Histological analyses of tumor tissue. (A) Numbers of tumors per tumor size calculated from seven mice per group. (B) Colon tissue sections of p47phox−/− and wild-type mice treated with or w/o CpG were stained with hematoxylin and eosin. Grades are indicated as aberrant crypt foci, adenoma, and mucosa carcinoma (MC).
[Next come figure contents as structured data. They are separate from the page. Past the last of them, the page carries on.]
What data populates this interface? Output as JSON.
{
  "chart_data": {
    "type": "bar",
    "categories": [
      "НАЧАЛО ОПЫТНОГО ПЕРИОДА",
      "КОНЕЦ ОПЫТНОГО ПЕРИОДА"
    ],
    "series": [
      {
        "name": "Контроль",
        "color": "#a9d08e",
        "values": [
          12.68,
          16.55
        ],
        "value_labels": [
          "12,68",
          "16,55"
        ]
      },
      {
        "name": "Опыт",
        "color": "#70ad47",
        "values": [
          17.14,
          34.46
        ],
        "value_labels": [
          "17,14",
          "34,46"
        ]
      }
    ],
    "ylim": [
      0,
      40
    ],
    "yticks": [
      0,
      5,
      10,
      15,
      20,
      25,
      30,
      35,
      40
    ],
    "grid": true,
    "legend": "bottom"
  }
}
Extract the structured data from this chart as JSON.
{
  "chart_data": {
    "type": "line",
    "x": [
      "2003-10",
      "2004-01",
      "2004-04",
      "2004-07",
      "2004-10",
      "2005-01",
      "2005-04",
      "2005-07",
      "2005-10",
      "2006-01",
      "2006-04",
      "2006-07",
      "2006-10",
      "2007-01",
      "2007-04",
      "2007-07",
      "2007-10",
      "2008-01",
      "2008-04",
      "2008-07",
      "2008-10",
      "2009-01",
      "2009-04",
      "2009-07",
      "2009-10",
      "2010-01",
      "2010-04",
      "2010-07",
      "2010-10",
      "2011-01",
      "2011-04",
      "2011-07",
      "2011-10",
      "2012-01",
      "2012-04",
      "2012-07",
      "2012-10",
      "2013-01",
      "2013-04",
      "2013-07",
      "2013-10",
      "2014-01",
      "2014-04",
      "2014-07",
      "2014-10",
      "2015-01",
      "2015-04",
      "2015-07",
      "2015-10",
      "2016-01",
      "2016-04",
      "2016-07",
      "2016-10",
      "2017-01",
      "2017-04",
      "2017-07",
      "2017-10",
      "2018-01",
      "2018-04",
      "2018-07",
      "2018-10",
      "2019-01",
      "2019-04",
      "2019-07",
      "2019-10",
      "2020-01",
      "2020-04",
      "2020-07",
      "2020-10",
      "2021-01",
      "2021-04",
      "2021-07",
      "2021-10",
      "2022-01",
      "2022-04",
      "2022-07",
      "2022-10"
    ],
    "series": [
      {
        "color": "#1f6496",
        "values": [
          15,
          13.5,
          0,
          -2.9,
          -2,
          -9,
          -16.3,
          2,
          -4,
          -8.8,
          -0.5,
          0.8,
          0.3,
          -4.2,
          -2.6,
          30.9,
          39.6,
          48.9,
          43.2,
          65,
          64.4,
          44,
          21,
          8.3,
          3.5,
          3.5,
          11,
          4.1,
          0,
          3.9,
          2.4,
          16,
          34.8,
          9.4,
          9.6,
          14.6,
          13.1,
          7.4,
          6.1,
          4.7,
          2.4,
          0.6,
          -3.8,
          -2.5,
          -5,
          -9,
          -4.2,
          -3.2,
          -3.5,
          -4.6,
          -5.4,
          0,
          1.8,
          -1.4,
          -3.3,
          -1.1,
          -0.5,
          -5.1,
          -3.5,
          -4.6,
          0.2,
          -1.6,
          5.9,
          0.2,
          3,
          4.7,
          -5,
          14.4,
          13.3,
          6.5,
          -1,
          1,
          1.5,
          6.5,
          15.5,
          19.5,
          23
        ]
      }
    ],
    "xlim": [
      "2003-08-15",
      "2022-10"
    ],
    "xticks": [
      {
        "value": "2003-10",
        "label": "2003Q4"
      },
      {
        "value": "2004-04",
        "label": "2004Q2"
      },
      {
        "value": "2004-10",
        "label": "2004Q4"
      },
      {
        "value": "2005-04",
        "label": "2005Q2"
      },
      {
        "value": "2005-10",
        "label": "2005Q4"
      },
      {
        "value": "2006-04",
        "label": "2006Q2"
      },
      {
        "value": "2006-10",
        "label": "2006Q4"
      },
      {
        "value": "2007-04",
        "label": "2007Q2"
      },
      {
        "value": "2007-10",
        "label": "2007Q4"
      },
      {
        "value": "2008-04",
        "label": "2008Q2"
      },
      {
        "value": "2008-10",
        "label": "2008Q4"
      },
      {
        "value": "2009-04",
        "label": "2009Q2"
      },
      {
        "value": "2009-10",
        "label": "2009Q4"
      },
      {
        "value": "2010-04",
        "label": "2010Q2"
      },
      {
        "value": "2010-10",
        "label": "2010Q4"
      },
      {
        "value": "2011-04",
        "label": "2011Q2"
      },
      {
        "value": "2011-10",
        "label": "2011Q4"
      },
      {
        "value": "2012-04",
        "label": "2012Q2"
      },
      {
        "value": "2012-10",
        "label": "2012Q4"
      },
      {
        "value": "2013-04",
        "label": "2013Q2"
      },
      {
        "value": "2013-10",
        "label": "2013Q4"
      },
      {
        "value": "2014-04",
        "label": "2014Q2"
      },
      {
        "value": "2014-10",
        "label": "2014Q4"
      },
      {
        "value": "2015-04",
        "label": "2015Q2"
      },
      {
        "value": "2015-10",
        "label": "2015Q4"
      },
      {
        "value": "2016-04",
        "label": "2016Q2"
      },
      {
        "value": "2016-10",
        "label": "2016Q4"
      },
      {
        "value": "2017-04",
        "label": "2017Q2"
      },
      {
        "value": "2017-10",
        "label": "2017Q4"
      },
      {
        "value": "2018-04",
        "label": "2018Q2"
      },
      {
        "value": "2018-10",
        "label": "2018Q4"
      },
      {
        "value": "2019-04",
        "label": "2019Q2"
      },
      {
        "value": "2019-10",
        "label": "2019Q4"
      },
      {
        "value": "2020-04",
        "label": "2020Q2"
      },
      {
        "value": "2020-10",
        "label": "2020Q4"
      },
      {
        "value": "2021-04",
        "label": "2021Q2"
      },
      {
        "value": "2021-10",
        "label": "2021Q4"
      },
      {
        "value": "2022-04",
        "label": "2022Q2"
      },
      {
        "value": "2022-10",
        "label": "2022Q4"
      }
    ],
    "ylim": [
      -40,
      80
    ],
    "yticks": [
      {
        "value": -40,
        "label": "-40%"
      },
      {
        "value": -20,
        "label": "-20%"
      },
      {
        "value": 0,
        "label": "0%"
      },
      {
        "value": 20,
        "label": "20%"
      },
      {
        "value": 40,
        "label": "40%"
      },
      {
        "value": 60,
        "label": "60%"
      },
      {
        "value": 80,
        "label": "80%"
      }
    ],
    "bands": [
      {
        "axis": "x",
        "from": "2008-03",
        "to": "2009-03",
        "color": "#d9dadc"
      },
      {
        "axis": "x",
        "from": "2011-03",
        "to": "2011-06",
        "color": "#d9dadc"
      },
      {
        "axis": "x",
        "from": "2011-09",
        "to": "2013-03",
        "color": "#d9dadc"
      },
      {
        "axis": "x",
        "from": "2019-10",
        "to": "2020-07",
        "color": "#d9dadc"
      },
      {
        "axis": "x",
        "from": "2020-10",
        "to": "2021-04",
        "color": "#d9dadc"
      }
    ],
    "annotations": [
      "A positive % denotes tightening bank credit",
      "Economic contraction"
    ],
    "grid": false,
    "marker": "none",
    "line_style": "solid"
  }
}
One representative section of three to five is shown. Statistical analysis of tumors in histological sections was performed. Results are mean ± SEM of three to five histological samples per group (C) Colon tissue sections were stained for interleukin (IL)-23, Ki-67, and counterstained for hematoxylin. For each stage, one representative section of three to five is shown. (D) Flow cytometry analysis of IL-23 and IL-12 in myeloid cells from tumor and tumor-free tissue was performed. Results are mean ± SEM of five to seven mice per group. Statistical significance is indicated (*P < 0.05; **P < 0.01).

Figure 5

Tumor and inflammation score of interleukin (IL)-23p19−/− (p19KO) and wild-type (WT) recipient mice. (A,B) Tumor (A) and inflammation (B) score of p19KO and WT mice, lethally irradiated and transplanted with bone marrow cells from p19KO and WT mice or vice versa. (C,D) Tumor (C) and inflammation (D) score of CpG-treated, transplanted mice. Results are mean ± SEM and n = 3–6. Statistical significance is indicated (*P < 0.05; **P < 0.01).